EXCIMER LASER PHOTOLYSIS OF GROUP-6 METAL-CARBONYLS IN THE GAS-PHASE

The excimer laser photolysis of Mo(CO)6 in the gas phase has been studied at 351, 308, 248, and 222 nm with laser-based, time-resolved infrared absorption spectroscopy. Results have also been obtained on the 308- and 222-nm photolysis of Cr(CO)6 and on the 222-nm photolysis of W(CO)6, complementing earlier studies and presenting a complete picture of group 6 metal carbonyl ultraviolet photodecomposition. Infrared spectra in the range 1700-2033 cm-1 have been assigned for the coordinatively unsaturated species Mo(CO)5, Mo(CO)4, and Mo(CO)3. As in the case of Cr and W, their gas-phase structures are the same as found in low-temperature matrices. Rates for the reaction of these species with CO and Mo(CO)6 have been determined and are fast, within ∼1/10th gas kinetic. Overall, the behavior of Mo(CO)6 is similar to the other group 6 carbonyls.

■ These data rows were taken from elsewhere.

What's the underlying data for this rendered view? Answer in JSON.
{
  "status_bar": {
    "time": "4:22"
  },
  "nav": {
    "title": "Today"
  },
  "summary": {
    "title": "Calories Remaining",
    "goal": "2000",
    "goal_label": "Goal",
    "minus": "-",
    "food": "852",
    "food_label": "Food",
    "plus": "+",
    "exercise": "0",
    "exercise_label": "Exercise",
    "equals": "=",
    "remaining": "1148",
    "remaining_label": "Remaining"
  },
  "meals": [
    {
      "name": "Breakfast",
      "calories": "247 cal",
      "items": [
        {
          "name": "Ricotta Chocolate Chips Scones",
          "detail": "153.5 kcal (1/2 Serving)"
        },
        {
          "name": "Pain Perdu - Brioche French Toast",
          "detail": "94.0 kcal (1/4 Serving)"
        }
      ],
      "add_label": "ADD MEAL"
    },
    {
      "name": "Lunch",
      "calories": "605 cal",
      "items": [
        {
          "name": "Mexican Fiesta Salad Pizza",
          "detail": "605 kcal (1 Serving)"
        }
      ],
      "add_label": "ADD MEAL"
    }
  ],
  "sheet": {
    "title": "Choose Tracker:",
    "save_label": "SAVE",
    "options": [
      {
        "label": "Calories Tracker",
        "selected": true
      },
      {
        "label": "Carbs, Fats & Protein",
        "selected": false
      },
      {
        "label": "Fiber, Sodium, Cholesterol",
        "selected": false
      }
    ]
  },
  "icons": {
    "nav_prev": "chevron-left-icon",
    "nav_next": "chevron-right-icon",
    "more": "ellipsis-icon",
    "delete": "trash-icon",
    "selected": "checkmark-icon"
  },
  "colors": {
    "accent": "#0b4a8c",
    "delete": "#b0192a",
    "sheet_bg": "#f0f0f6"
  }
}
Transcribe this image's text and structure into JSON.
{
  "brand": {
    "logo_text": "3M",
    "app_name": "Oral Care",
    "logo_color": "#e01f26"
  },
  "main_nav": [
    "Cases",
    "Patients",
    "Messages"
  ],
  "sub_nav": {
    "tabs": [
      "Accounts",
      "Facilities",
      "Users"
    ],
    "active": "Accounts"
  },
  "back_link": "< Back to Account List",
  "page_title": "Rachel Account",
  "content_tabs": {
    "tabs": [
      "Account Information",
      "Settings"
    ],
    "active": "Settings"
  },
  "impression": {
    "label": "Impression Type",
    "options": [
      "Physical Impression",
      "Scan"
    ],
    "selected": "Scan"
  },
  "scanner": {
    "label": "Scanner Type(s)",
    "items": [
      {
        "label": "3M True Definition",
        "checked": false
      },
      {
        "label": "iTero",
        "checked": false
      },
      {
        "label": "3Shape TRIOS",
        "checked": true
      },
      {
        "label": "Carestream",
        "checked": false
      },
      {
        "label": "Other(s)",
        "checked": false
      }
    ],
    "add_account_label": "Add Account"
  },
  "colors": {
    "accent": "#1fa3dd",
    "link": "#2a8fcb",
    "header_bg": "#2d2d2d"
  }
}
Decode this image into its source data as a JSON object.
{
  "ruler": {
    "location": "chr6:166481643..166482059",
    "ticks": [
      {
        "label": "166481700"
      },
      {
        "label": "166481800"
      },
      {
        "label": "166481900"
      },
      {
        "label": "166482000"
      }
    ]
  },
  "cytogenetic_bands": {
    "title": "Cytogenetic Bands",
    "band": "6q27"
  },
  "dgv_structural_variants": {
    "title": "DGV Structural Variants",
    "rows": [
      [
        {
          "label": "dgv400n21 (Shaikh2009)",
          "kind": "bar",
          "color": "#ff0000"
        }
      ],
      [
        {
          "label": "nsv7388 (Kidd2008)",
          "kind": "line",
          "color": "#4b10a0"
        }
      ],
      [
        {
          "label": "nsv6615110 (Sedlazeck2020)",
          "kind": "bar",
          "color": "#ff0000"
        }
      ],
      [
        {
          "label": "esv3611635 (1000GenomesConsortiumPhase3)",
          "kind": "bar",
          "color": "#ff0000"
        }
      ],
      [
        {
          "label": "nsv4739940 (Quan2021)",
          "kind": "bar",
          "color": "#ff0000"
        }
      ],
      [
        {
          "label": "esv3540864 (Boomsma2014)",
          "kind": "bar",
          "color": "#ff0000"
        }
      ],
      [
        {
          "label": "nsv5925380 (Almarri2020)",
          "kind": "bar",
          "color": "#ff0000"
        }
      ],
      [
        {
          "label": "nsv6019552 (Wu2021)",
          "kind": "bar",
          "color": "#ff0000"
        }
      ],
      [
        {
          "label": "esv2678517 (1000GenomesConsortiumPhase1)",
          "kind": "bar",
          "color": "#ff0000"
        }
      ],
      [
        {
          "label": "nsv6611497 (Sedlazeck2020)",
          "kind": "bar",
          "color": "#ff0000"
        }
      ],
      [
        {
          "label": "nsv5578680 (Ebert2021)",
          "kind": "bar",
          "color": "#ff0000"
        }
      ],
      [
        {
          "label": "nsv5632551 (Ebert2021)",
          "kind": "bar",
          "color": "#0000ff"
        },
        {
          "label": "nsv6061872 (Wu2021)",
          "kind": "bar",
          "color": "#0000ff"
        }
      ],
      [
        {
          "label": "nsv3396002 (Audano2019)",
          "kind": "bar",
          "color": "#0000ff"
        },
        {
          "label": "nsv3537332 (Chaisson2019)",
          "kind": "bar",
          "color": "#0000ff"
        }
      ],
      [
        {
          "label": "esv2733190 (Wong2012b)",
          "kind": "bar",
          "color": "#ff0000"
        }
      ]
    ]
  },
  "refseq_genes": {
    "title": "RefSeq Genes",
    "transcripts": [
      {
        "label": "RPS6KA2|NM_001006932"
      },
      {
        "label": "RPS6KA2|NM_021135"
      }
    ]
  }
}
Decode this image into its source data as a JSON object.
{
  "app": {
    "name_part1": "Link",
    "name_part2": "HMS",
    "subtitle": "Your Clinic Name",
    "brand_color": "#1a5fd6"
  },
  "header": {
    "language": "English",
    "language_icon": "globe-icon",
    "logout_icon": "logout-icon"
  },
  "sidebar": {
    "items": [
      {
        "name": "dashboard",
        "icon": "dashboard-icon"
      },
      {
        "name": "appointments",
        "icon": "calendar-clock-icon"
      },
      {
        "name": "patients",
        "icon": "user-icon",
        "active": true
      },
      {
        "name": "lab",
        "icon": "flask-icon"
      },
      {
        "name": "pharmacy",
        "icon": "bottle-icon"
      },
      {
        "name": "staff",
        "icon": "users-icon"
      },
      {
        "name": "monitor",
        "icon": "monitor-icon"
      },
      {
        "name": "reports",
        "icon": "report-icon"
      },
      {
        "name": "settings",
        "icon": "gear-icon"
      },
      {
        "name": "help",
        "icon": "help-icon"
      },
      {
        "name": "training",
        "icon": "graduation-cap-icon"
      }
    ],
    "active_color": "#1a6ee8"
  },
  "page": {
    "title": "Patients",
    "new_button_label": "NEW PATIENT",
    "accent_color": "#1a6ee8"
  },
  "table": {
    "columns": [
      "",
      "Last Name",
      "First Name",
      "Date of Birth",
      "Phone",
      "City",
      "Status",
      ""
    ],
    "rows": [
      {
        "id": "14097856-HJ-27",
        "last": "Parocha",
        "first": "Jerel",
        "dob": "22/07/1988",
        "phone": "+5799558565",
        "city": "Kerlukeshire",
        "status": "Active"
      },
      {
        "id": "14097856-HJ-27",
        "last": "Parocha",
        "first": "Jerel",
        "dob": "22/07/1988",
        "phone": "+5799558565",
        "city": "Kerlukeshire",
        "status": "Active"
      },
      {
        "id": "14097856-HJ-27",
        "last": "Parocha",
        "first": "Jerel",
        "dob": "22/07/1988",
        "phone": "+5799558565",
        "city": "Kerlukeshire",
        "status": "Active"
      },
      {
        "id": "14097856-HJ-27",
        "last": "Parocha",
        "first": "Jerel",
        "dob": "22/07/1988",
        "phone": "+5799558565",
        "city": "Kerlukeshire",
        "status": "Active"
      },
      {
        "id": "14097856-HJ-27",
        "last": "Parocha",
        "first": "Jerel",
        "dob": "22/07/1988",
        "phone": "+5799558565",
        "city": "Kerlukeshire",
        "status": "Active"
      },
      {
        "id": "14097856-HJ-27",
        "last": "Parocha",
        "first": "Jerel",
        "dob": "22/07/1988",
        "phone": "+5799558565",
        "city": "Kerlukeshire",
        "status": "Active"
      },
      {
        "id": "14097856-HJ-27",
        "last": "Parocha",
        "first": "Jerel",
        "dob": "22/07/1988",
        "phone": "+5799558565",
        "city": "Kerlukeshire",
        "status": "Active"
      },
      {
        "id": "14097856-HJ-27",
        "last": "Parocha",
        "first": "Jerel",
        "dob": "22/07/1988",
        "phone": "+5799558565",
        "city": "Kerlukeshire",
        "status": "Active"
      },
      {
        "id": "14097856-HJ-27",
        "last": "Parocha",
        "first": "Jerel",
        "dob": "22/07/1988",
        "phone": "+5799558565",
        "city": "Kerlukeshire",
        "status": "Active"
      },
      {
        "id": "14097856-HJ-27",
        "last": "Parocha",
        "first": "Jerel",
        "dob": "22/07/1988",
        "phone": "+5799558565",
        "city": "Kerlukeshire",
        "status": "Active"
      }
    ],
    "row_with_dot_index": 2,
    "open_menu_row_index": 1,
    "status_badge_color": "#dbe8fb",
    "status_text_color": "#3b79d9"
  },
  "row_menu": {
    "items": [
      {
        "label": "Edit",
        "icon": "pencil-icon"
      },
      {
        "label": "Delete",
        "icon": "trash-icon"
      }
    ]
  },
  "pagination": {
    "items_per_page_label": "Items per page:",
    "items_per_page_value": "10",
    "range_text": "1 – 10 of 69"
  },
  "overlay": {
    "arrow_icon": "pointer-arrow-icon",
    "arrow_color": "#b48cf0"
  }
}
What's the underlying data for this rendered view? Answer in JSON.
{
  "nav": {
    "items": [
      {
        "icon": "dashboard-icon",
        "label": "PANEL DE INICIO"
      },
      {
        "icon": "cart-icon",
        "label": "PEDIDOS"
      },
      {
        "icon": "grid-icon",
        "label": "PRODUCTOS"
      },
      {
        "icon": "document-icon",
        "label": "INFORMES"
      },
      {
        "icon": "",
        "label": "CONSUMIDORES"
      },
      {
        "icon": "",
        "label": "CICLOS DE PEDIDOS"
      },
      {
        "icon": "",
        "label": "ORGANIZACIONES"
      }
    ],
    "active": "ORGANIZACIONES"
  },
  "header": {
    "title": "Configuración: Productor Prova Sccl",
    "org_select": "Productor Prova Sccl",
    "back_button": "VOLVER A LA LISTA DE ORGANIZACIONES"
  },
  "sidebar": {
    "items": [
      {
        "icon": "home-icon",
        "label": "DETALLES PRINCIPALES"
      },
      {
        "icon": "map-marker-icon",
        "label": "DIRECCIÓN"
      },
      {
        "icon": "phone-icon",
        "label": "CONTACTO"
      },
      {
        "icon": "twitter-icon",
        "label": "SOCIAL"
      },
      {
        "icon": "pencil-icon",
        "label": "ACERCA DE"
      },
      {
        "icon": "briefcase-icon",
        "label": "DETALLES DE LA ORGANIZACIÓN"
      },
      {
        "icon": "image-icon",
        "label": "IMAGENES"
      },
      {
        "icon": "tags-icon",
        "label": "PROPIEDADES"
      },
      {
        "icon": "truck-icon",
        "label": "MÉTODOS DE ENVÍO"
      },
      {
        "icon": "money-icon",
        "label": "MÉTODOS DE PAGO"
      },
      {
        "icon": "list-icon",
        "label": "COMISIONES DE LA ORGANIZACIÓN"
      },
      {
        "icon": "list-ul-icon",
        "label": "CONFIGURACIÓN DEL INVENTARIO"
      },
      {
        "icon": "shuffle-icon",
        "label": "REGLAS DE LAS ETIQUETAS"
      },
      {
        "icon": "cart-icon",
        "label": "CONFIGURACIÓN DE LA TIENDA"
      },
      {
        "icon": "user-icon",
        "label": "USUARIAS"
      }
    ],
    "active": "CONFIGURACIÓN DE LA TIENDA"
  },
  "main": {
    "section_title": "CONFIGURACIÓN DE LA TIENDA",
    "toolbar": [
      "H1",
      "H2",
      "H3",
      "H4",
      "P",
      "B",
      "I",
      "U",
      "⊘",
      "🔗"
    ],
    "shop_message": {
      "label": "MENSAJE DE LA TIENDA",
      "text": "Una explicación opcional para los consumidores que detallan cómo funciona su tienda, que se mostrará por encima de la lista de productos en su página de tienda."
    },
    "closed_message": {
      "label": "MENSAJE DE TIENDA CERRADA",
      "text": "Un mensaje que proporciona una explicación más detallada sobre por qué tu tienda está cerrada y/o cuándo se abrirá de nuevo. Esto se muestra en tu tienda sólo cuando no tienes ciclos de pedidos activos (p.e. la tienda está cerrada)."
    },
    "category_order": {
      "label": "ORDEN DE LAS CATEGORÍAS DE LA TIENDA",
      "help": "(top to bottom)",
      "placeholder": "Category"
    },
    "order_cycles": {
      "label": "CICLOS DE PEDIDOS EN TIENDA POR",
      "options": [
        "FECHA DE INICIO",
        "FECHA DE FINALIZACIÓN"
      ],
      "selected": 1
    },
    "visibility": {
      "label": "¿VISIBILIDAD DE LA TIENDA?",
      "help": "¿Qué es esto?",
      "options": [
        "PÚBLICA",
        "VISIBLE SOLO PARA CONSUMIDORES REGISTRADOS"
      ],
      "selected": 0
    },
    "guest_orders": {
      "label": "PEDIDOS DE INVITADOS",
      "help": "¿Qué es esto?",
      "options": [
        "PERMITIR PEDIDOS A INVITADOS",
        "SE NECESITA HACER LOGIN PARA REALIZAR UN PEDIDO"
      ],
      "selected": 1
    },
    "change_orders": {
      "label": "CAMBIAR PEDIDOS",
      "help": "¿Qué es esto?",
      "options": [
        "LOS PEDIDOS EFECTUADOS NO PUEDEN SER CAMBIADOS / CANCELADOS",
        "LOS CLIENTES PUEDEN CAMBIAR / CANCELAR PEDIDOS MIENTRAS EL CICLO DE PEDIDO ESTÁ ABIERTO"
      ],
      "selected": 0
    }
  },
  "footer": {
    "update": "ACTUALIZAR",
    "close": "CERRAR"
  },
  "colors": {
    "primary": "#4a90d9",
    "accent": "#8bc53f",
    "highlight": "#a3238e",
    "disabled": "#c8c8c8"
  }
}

The photolysis wavelength dependence of the fragmentation patterns in the group 6 carbonyls shows no correlation with initially excited electronic excited states of M(CO)6 but is consistent with a sequential dissociation proceeding entirely through ground electronic states of M(CO)x following rapid internal conversion of the initially populated state of M(CO)6. The relative fragment yields support earlier indications that in Cr(CO)6 the first M-CO bond dissociation energy, BDE6, is of the order of or smaller than the second (BDE5). The first case of buffer gas pressure dependence of the relative yields of M(CO)x and M(CO)x-1, fragments has been observed for x = 5 following the 308-nm photolysis of Cr(CO)6. The form of the dependence can be modeled by unimolecular reaction theory with BDE6 ≃ BDE5 ≃ 37 kcal mol-1.